By sizemore Last edited 223 months ago
Mein Degeneration
Frau_mit_Tasche.jpg

Great article in the Guardian today about a new exhibition at the Tate Modern of Germany's pre-war era 'Degenerate Art'. Degenerate to the Nazi Party that is:

To many spectators today, this might seem a comparatively gentle modernist work. But try to see its disorder, eroticism and racial impurity through Hitler's eyes. In 1937 Schmidt-Rottluff, one of the founder-members of the Dresden avant-garde group the Brücke - the Bridge - had more than 50 of his works exhibited in the most notorious art event of the 20th century. The Entartete Kunst - Degenerate Art - exhibition opened in Munich in July of that year. It was the most successful modern art exhibition of all time.
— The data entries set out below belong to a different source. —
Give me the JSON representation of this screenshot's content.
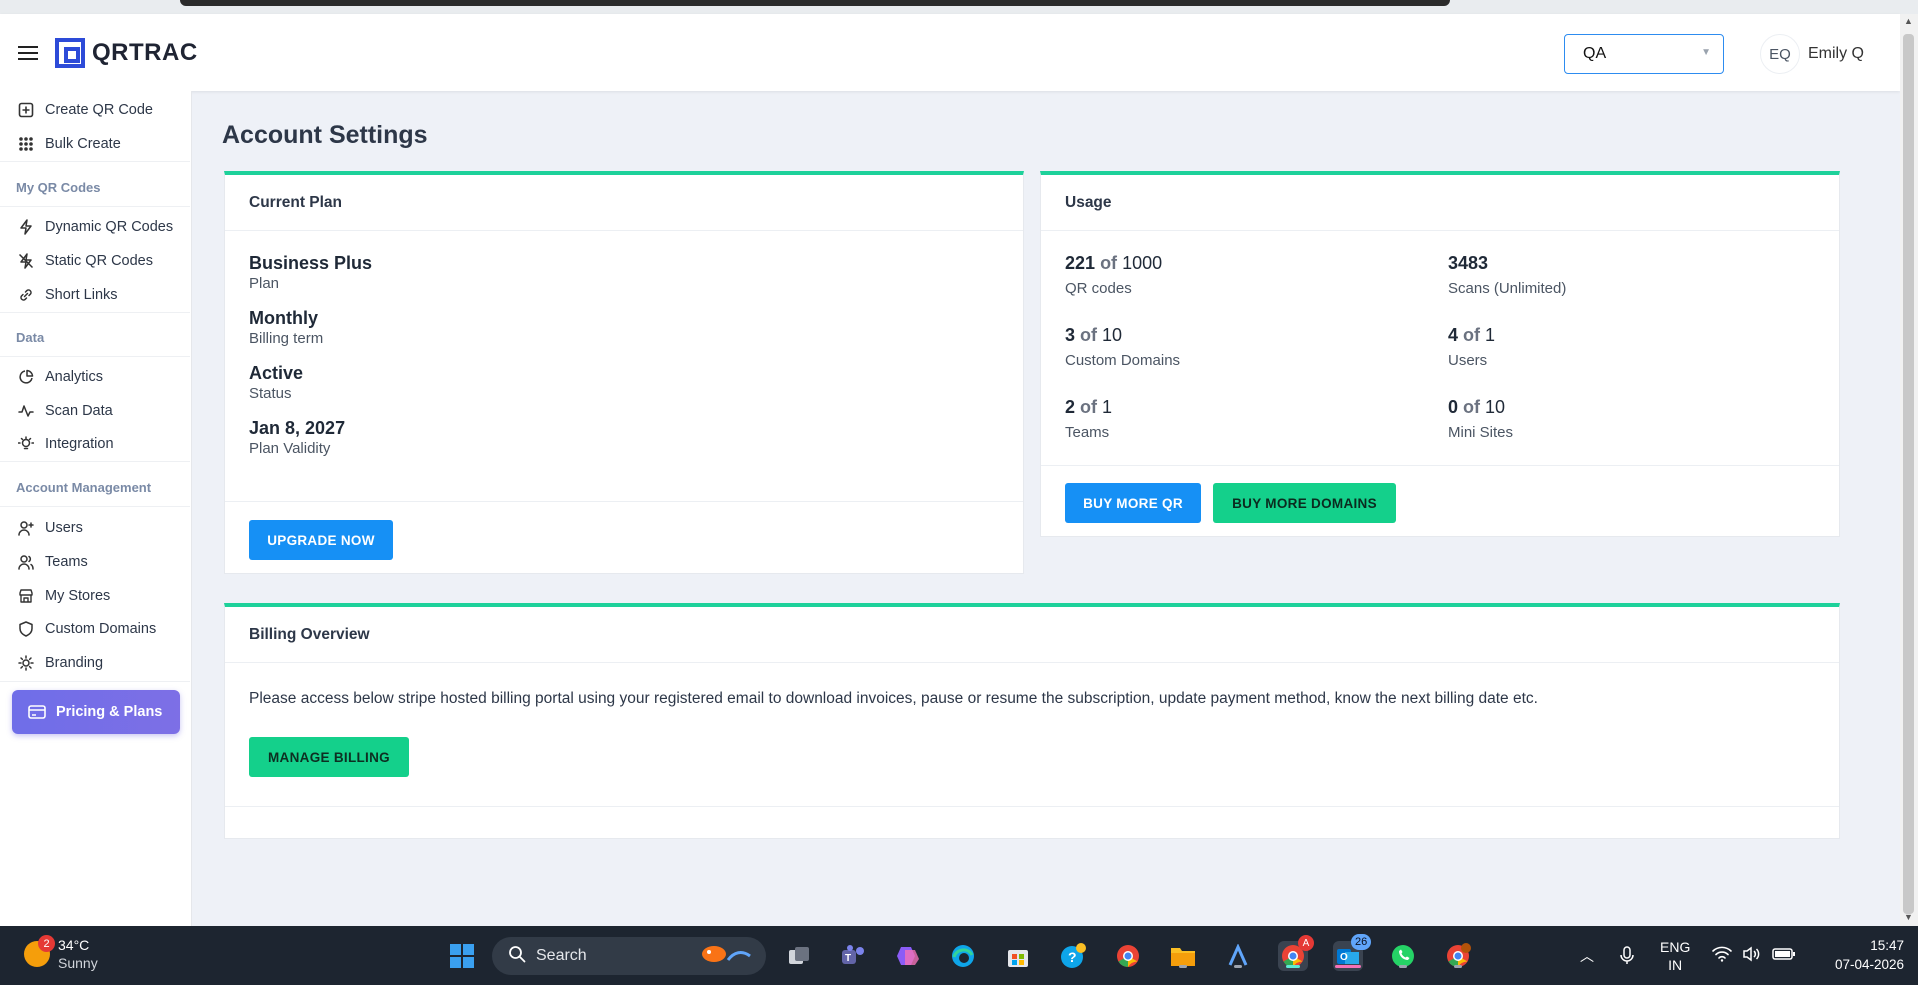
{
  "app": {
    "brand": "QRTRAC",
    "team_select": "QA",
    "user_initials": "EQ",
    "user_name": "Emily Q"
  },
  "sidebar": {
    "items": [
      {
        "label": "Create QR Code",
        "icon": "plus-square-icon"
      },
      {
        "label": "Bulk Create",
        "icon": "grid-icon"
      },
      {
        "heading": "My QR Codes"
      },
      {
        "label": "Dynamic QR Codes",
        "icon": "lightning-icon"
      },
      {
        "label": "Static QR Codes",
        "icon": "lightning-off-icon"
      },
      {
        "label": "Short Links",
        "icon": "link-icon"
      },
      {
        "heading": "Data"
      },
      {
        "label": "Analytics",
        "icon": "pie-chart-icon"
      },
      {
        "label": "Scan Data",
        "icon": "activity-icon"
      },
      {
        "label": "Integration",
        "icon": "bulb-icon"
      },
      {
        "heading": "Account Management"
      },
      {
        "label": "Users",
        "icon": "user-plus-icon"
      },
      {
        "label": "Teams",
        "icon": "users-icon"
      },
      {
        "label": "My Stores",
        "icon": "store-icon"
      },
      {
        "label": "Custom Domains",
        "icon": "shield-icon"
      },
      {
        "label": "Branding",
        "icon": "sun-icon"
      }
    ],
    "pricing_label": "Pricing & Plans"
  },
  "page": {
    "title": "Account Settings"
  },
  "current_plan": {
    "header": "Current Plan",
    "entries": [
      {
        "value": "Business Plus",
        "key": "Plan"
      },
      {
        "value": "Monthly",
        "key": "Billing term"
      },
      {
        "value": "Active",
        "key": "Status"
      },
      {
        "value": "Jan 8, 2027",
        "key": "Plan Validity"
      }
    ],
    "upgrade_label": "UPGRADE NOW"
  },
  "usage": {
    "header": "Usage",
    "of_word": "of",
    "items": [
      {
        "used": "221",
        "total": "1000",
        "label": "QR codes"
      },
      {
        "used": "3483",
        "total": "",
        "label": "Scans (Unlimited)"
      },
      {
        "used": "3",
        "total": "10",
        "label": "Custom Domains"
      },
      {
        "used": "4",
        "total": "1",
        "label": "Users"
      },
      {
        "used": "2",
        "total": "1",
        "label": "Teams"
      },
      {
        "used": "0",
        "total": "10",
        "label": "Mini Sites"
      }
    ],
    "buy_qr_label": "BUY MORE QR",
    "buy_domains_label": "BUY MORE DOMAINS"
  },
  "billing": {
    "header": "Billing Overview",
    "text": "Please access below stripe hosted billing portal using your registered email to download invoices, pause or resume the subscription, update payment method, know the next billing date etc.",
    "manage_label": "MANAGE BILLING"
  },
  "taskbar": {
    "weather_badge": "2",
    "temperature": "34°C",
    "condition": "Sunny",
    "search_placeholder": "Search",
    "chrome_badge": "A",
    "mail_badge": "26",
    "lang_top": "ENG",
    "lang_bottom": "IN",
    "time": "15:47",
    "date": "07-04-2026"
  },
  "colors": {
    "accent_green": "#1dd19a",
    "primary_blue": "#1690f5",
    "pricing_purple": "#7370e8",
    "brand_blue": "#2d4bd8"
  }
}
In six weeks it had a million visitors, and a million more caught it on tour.

Interestingly it wasn't the foreign art of say Picasso and Duchamp that brought out the critics in jackboots, but the German modernists. Even members of the Nazi Party had their work included in the original exhibition that drove at least one artist to suicide.

Jonathan Jones argues that we now have an illogical distaste for German art and that if we were to have our blinkers removed we would see just how vital and important it is:

It's a story of defeat - but it could be told differently. It would be great to see a full-scale exhibition. In fact, it would be worth reconstructing the entire Degenerate Art exhibition. The restaging would, I suspect, profoundly alter our view of modern art. We would see how German it is.

Sadly, but unsurprisingly, most of the almost 16,000 works of art seized by German officials were burnt. Some were sent to be auctioned in Switzerland and the remainder, some 650 pieces were included in the 1937 exhibition:

Put together in less than two weeks, the exhibition presented modernist works alongside sarcastic commentaries, quotations from Hitler and art by the mentally ill. The price of the work was mockingly highlighted, with the slogan ‘paid for by the taxes of the German working people’.

The work is on show right now and it's free. Just go up to the third floor of the Tate Modern anytime before the 30th of October to start the führer spinning in his grave.